Landscape modeling of gene flow: improved power using conditional genetic distance derived from the topology of population networks

Landscape modeling of gene flow: improved power using conditional genetic distance derived from the topology of population networks

DYER, R. J., NASON, J. D., & GARRICK, R. C. (2010). Landscape modeling of gene flow: Improved power using conditional genetic distance derived from the topology of population networks. Molecular Ecology19(17), 3746-3759. https://doi.org/10.1111/j.1365-294X.2010.04748.x

Abstract

Landscape genetics is a burgeoning field of interest that focuses on how site-specific factors influence the distribution of genetic variation and the genetic connectivity of individuals and populations.

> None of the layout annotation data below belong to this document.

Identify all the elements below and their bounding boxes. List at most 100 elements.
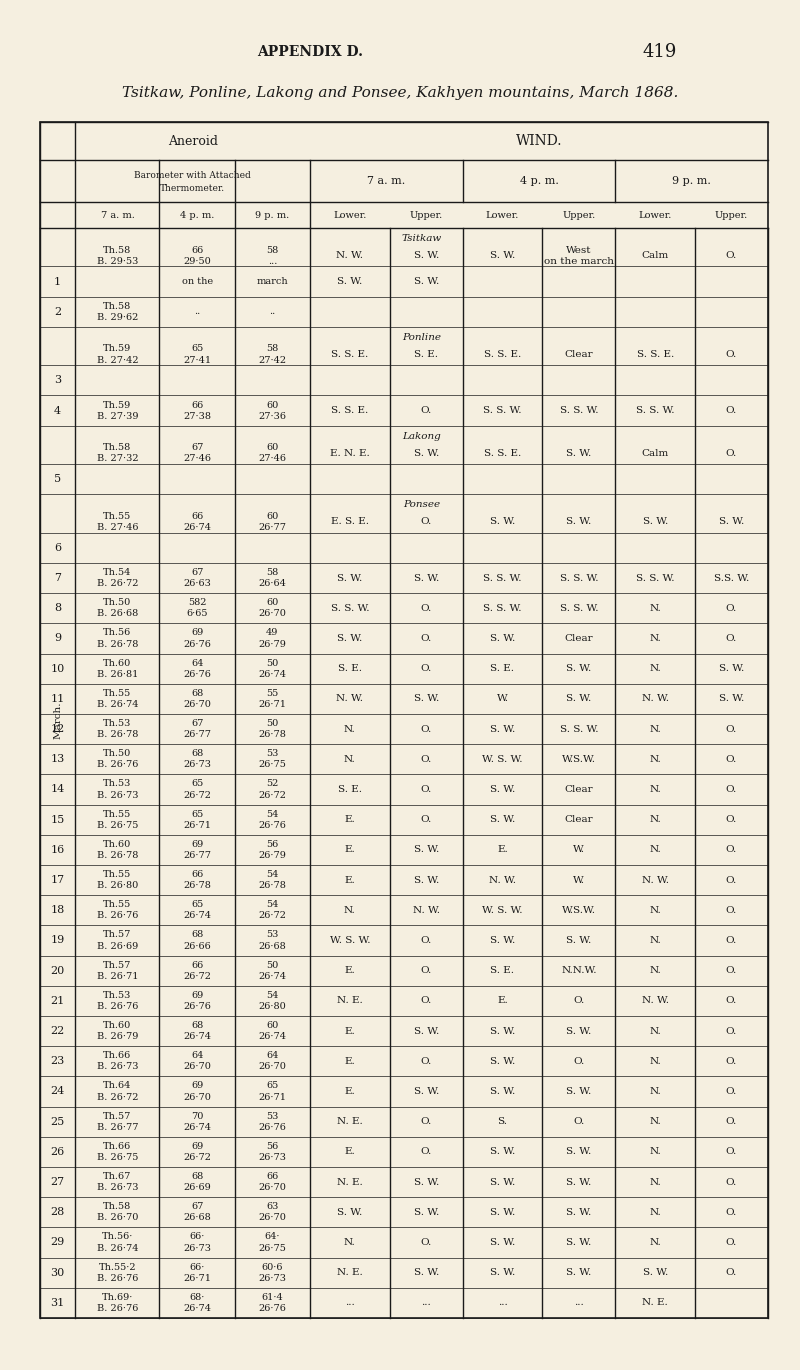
Text: 68
26·73: 68 26·73 <box>183 749 211 770</box>
Text: S. W.: S. W. <box>490 518 515 526</box>
Text: Th.66
B. 26·75: Th.66 B. 26·75 <box>97 1141 138 1162</box>
Text: N.: N. <box>650 755 661 763</box>
Text: 30: 30 <box>50 1267 65 1278</box>
Text: N.: N. <box>650 1148 661 1156</box>
Text: E.: E. <box>497 996 508 1006</box>
Text: E.: E. <box>497 845 508 855</box>
Text: N.: N. <box>650 906 661 915</box>
Text: 17: 17 <box>50 875 65 885</box>
Text: O.: O. <box>421 996 432 1006</box>
Text: 68
26·69: 68 26·69 <box>183 1173 211 1192</box>
Text: S. E.: S. E. <box>490 664 514 673</box>
Text: O.: O. <box>726 1056 737 1066</box>
Text: O.: O. <box>726 936 737 945</box>
Text: S. W.: S. W. <box>490 1269 515 1277</box>
Text: N. W.: N. W. <box>336 251 363 260</box>
Text: S. W.: S. W. <box>719 695 744 703</box>
Text: N.: N. <box>650 664 661 673</box>
Text: S. W.: S. W. <box>414 1178 438 1186</box>
Text: Th.59
B. 27·39: Th.59 B. 27·39 <box>97 400 138 421</box>
Text: S. W.: S. W. <box>414 875 438 885</box>
Text: O.: O. <box>726 996 737 1006</box>
Text: Th.50
B. 26·68: Th.50 B. 26·68 <box>97 599 138 618</box>
Text: 63
26·70: 63 26·70 <box>258 1203 286 1222</box>
Text: O.: O. <box>421 1056 432 1066</box>
Text: Th.55
B. 26·74: Th.55 B. 26·74 <box>97 689 138 708</box>
Text: 68
26·74: 68 26·74 <box>183 1021 211 1041</box>
Text: S. W.: S. W. <box>337 1208 362 1217</box>
Text: S. S. E.: S. S. E. <box>331 406 369 415</box>
Text: Th.55
B. 27·46: Th.55 B. 27·46 <box>97 512 138 532</box>
Text: 54
26·78: 54 26·78 <box>258 870 286 891</box>
Text: S. W.: S. W. <box>490 251 515 260</box>
Text: S. S. E.: S. S. E. <box>637 349 674 359</box>
Text: 54
26·72: 54 26·72 <box>258 900 286 921</box>
Text: Aneroid: Aneroid <box>168 134 218 148</box>
Text: 7: 7 <box>54 573 62 584</box>
Text: 68·
26·74: 68· 26·74 <box>183 1293 211 1312</box>
Text: N.: N. <box>650 1056 661 1066</box>
Text: O.: O. <box>726 449 737 458</box>
Text: Th.54
B. 26·72: Th.54 B. 26·72 <box>97 569 138 588</box>
Text: 69
26·70: 69 26·70 <box>183 1081 211 1101</box>
Text: 9: 9 <box>54 633 62 644</box>
Text: W. S. W.: W. S. W. <box>330 936 370 945</box>
Text: S. W.: S. W. <box>414 695 438 703</box>
Text: 68
26·70: 68 26·70 <box>183 689 211 708</box>
Text: S. E.: S. E. <box>338 785 362 795</box>
Text: Lower.: Lower. <box>486 211 519 219</box>
Text: 27: 27 <box>50 1177 65 1186</box>
Text: Ponline: Ponline <box>402 333 442 341</box>
Text: Th.69·
B. 26·76: Th.69· B. 26·76 <box>97 1293 138 1312</box>
Text: 4 p. m.: 4 p. m. <box>180 211 214 219</box>
Text: S. S. W.: S. S. W. <box>330 604 369 612</box>
Text: 20: 20 <box>50 966 65 975</box>
Text: N.: N. <box>344 725 356 733</box>
Text: S. W.: S. W. <box>566 1238 591 1247</box>
Text: Ponsee: Ponsee <box>403 500 440 510</box>
Text: E. N. E.: E. N. E. <box>330 449 370 458</box>
Text: 13: 13 <box>50 755 65 764</box>
Text: S. W.: S. W. <box>566 518 591 526</box>
Text: W. S. W.: W. S. W. <box>482 755 522 763</box>
Text: Th.58
B. 29·53: Th.58 B. 29·53 <box>97 245 138 266</box>
Text: N.: N. <box>650 1086 661 1096</box>
Text: O.: O. <box>726 906 737 915</box>
Text: N.: N. <box>650 815 661 825</box>
Text: O.: O. <box>726 1117 737 1126</box>
Text: 15: 15 <box>50 815 65 825</box>
Text: O.: O. <box>421 664 432 673</box>
Text: N.: N. <box>344 906 356 915</box>
Text: W.: W. <box>497 695 509 703</box>
Text: N. W.: N. W. <box>413 906 440 915</box>
Text: 67
26·77: 67 26·77 <box>183 719 211 740</box>
Text: S. W.: S. W. <box>566 664 591 673</box>
Text: Tsitkaw, Ponline, Lakong and Ponsee, Kakhyen mountains, March 1868.: Tsitkaw, Ponline, Lakong and Ponsee, Kak… <box>122 86 678 100</box>
Text: Th.57
B. 26·71: Th.57 B. 26·71 <box>97 960 138 981</box>
Text: Barometer with Attached: Barometer with Attached <box>134 170 251 179</box>
Text: O.: O. <box>573 1117 585 1126</box>
Text: S. W.: S. W. <box>490 634 515 643</box>
Text: S. W.: S. W. <box>490 725 515 733</box>
Text: S. S. W.: S. S. W. <box>636 406 674 415</box>
Text: N.: N. <box>650 1026 661 1036</box>
Text: E.: E. <box>345 815 355 825</box>
Text: Calm: Calm <box>642 251 669 260</box>
Text: S. W.: S. W. <box>490 785 515 795</box>
Text: 2: 2 <box>54 307 62 316</box>
Text: O.: O. <box>421 725 432 733</box>
Text: 419: 419 <box>643 42 677 62</box>
Text: 55
26·71: 55 26·71 <box>258 689 286 708</box>
Text: 66·
26·71: 66· 26·71 <box>183 1263 211 1282</box>
Text: S. S. E.: S. S. E. <box>484 449 521 458</box>
Text: Th.55
B. 26·75: Th.55 B. 26·75 <box>97 810 138 830</box>
Text: N.: N. <box>650 936 661 945</box>
Text: O.: O. <box>726 785 737 795</box>
Text: S. W.: S. W. <box>490 1086 515 1096</box>
Text: O.: O. <box>421 634 432 643</box>
Text: Th.56·
B. 26·74: Th.56· B. 26·74 <box>97 1233 138 1252</box>
Text: E. S. E.: E. S. E. <box>330 518 369 526</box>
Text: N.: N. <box>344 755 356 763</box>
Text: O.: O. <box>421 604 432 612</box>
Text: 58
26·64: 58 26·64 <box>258 569 286 588</box>
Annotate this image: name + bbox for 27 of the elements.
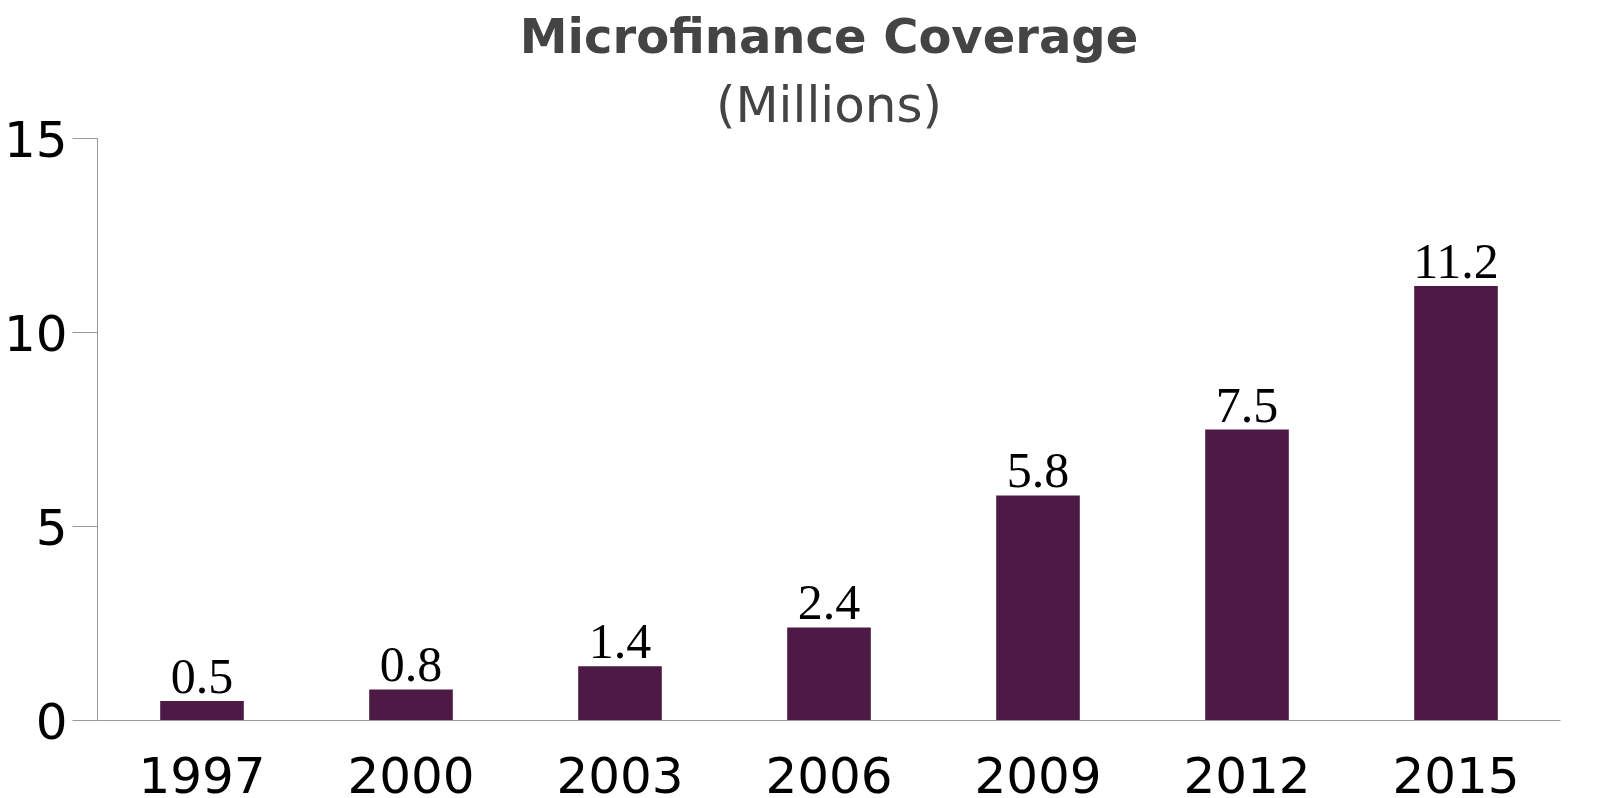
x-tick-label: 2000: [347, 746, 475, 798]
bar: [369, 689, 453, 721]
y-tick-label: 5: [35, 498, 68, 557]
data-label: 2.4: [797, 574, 861, 631]
bar: [787, 627, 871, 721]
y-tick-label: 0: [35, 692, 68, 751]
chart-subtitle: (Millions): [715, 75, 943, 134]
data-label: 1.4: [588, 613, 652, 670]
bar: [160, 701, 244, 721]
bar: [1205, 429, 1289, 721]
bar: [578, 666, 662, 721]
x-tick-label: 2012: [1183, 746, 1311, 798]
chart-title: Microfinance Coverage: [519, 7, 1139, 64]
bar: [996, 495, 1080, 721]
bar: [1414, 285, 1498, 721]
data-label: 0.5: [170, 648, 234, 705]
data-label: 5.8: [1006, 442, 1070, 499]
data-label: 0.8: [379, 636, 443, 693]
x-tick-label: 2006: [765, 746, 893, 798]
data-label: 11.2: [1413, 232, 1499, 289]
data-label: 7.5: [1215, 376, 1279, 433]
x-tick-label: 2015: [1392, 746, 1520, 798]
x-tick-label: 1997: [138, 746, 266, 798]
y-tick-label: 10: [3, 304, 68, 363]
x-tick-label: 2003: [556, 746, 684, 798]
x-tick-label: 2009: [974, 746, 1102, 798]
y-tick-label: 15: [3, 110, 68, 169]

In this manuscript, we focus on two methodological extensions for landscape genetic analyses: conditional genetic distance (cGD) derived from population networks and the utility of extracting potentially confounding effects caused by correlations between phylogeographic history and contemporary ecological factors. Individual-based simulations show that when describing the spatial distribution of genetic variation, cGD consistently outperforms the traditional genetic distance measure of linearized F(ST) under both 1- and 2-dimensional stepping stone models and Cavalli-Sforza and Edward’s chord distance D(c) in 1-dimensional landscapes. To show how to identify and extract the effects of phylogeographic history before embarking on landscape genetic analyses, we use nuclear genotypic data from the Sonoran desert succulent Euphorbia lomelii (Euphrobiaceae), for which a detailed phylogeographic history has previously been determined. For E. lomelii, removing the effect of phylogeographic history significantly influences our ability to infer both the identity and the relative importance of spatial and bio-climatic variables in subsequent landscape genetic analyses. We close by discussing the utility of cGD in landscape genetic analyses.